Le baptistère de San Giovanni à Florence, en Italie, est une merveille architecturale antérieure à la Renaissance elle-même. Pendant des siècles, les historiens ont débattu de ses origines : qui l’a construit, quand et pourquoi ? Des recherches récentes suggèrent une réponse surprenante : le baptistère n’était pas un projet florentin local, mais un effort de collaboration dirigé par le pape Grégoire VII à partir de 1073. Cette découverte soulève une question clé à l’ère de l’intelligence artificielle : l’IA peut-elle reproduire le type de percée que les humains réalisent grâce à une pensée profonde et non conventionnelle ?
L’expérience : IA contre mystère historique
Pour tester cela, l’auteur a fait travailler trois chatbots IA de premier plan – ChatGPT, Claude et Gemini – sur le même mystère. L’objectif était de voir si ces modèles pouvaient analyser indépendamment des textes historiques et arriver aux mêmes conclusions. Le résultat fut un échec. Malgré leur capacité à traiter de grandes quantités de données, l’IA n’a pas pu synthétiser une nouvelle solution. Ils ont raté des indices cruciaux, ignoré des perspectives peu orthodoxes et ont même halluciné de fausses preuves.
Pourquoi l’IA a du mal à faire des percées
Le problème n’est pas le manque d’informations ; c’est la façon dont l’IA le traite. Les grands modèles de langage excellent dans la reconnaissance de formes, mais luttent contre le type de pensée excentrique ou à contre-courant qui mène souvent à la découverte. L’auteur note comment une théorie marginale proposée par Guido Tigler – selon laquelle le baptistère a été construit plus tard qu’on ne le croit généralement – a été négligée par l’IA, même si elle a forcé une réévaluation des hypothèses existantes.
L’importance du scepticisme et des données aberrantes
Les chercheurs humains s’appuient sur la pensée critique et le scepticisme. Par exemple, l’IA n’a pas réussi à dénoncer l’hypothèse selon laquelle le pape Nicolas II aurait consacré le baptistère en 1059, malgré le manque de preuves à l’appui. Un point clé est que les érudits avaient assumé que les Florentins étaient les mécènes, car c’est ce qui se passait habituellement. Mais l’auteur, à travers ses lectures, s’est demandé si la Florence du XIe siècle était suffisamment riche pour produire un bâtiment aussi sophistiqué. L’IA n’avait pas cette capacité à remettre en question les hypothèses fondamentales.

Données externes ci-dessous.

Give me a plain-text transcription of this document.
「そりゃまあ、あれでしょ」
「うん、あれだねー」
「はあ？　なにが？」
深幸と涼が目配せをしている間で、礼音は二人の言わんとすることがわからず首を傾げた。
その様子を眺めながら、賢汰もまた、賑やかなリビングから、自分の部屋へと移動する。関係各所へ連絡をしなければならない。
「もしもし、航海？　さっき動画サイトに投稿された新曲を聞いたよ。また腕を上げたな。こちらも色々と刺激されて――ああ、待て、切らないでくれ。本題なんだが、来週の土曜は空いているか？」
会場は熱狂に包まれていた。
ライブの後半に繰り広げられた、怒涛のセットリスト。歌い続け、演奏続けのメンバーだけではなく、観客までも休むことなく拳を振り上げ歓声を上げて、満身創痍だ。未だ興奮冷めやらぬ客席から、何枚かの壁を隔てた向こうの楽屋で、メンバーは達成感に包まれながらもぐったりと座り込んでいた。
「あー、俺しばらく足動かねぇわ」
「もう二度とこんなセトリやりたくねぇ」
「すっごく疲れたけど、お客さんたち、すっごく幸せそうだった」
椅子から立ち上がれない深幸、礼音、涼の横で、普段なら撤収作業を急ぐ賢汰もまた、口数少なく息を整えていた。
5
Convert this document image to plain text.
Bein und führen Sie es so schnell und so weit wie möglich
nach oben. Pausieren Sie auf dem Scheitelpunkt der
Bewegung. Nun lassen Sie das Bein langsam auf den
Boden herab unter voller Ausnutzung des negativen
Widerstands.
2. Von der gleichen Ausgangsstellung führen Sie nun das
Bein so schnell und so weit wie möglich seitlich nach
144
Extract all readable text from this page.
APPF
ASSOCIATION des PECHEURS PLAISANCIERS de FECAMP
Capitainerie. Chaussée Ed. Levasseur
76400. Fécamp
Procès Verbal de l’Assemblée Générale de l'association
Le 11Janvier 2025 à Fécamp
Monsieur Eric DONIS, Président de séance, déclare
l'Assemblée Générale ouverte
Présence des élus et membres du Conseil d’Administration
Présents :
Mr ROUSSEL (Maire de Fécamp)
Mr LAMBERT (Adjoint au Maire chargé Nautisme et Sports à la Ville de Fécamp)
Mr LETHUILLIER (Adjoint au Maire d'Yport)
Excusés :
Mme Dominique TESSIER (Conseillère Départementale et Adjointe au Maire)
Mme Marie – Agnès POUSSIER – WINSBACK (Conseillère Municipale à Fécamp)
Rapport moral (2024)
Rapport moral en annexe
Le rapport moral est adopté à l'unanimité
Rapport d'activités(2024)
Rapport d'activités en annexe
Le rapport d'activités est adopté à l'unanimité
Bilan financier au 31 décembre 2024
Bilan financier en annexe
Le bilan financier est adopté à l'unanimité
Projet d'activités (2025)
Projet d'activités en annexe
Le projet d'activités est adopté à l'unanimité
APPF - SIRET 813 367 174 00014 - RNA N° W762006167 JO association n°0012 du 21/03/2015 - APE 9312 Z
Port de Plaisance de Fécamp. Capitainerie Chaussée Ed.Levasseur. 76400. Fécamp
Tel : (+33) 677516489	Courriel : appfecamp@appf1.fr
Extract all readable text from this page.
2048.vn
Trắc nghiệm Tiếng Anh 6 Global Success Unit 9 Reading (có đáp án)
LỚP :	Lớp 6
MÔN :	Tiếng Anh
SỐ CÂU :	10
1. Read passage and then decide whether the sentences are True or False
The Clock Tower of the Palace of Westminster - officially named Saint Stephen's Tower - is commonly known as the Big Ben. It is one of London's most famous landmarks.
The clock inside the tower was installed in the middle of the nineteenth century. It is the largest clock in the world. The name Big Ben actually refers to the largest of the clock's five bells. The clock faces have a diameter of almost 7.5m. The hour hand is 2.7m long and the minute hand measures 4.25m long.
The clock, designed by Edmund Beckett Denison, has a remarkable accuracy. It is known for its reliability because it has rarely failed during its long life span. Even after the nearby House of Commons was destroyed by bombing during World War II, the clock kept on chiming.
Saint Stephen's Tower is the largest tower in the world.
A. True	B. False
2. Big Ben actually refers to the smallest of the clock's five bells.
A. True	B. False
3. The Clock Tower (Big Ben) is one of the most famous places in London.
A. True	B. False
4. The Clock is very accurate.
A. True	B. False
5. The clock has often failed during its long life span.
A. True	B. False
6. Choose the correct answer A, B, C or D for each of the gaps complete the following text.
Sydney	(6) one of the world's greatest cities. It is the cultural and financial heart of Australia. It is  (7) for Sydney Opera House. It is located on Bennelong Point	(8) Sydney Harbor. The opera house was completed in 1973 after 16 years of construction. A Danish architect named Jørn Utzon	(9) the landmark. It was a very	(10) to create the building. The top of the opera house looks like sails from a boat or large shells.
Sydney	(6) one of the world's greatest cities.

Sans la volonté d’explorer les données aberrantes et d’envisager des idées non conventionnelles, l’IA ne peut pas véritablement contribuer à notre compréhension du passé.
Les limites de la reconnaissance de formes
En fin de compte, l’expérience démontre que l’intuition humaine et la pensée critique restent essentielles pour repousser les limites de la connaissance. Même si l’IA peut aider à la recherche, elle ne peut pas remplacer la capacité à identifier les anomalies, à remettre en question les récits établis et à reconnaître les modèles trompeurs. L’esprit humain reste plus adepte du processus compliqué et imprévisible de la découverte historique.
Le fait que l’IA n’ait pas réussi à résoudre ce mystère n’est pas un problème technique – c’est une limitation fondamentale. L’essentiel est que la véritable découverte ne vient pas du simple traitement des données. Cela nécessite une volonté de regarder au-delà de l’évidence, de remettre en question les hypothèses et d’accepter la possibilité inconfortable que tout ce que nous pensons savoir pourrait être faux.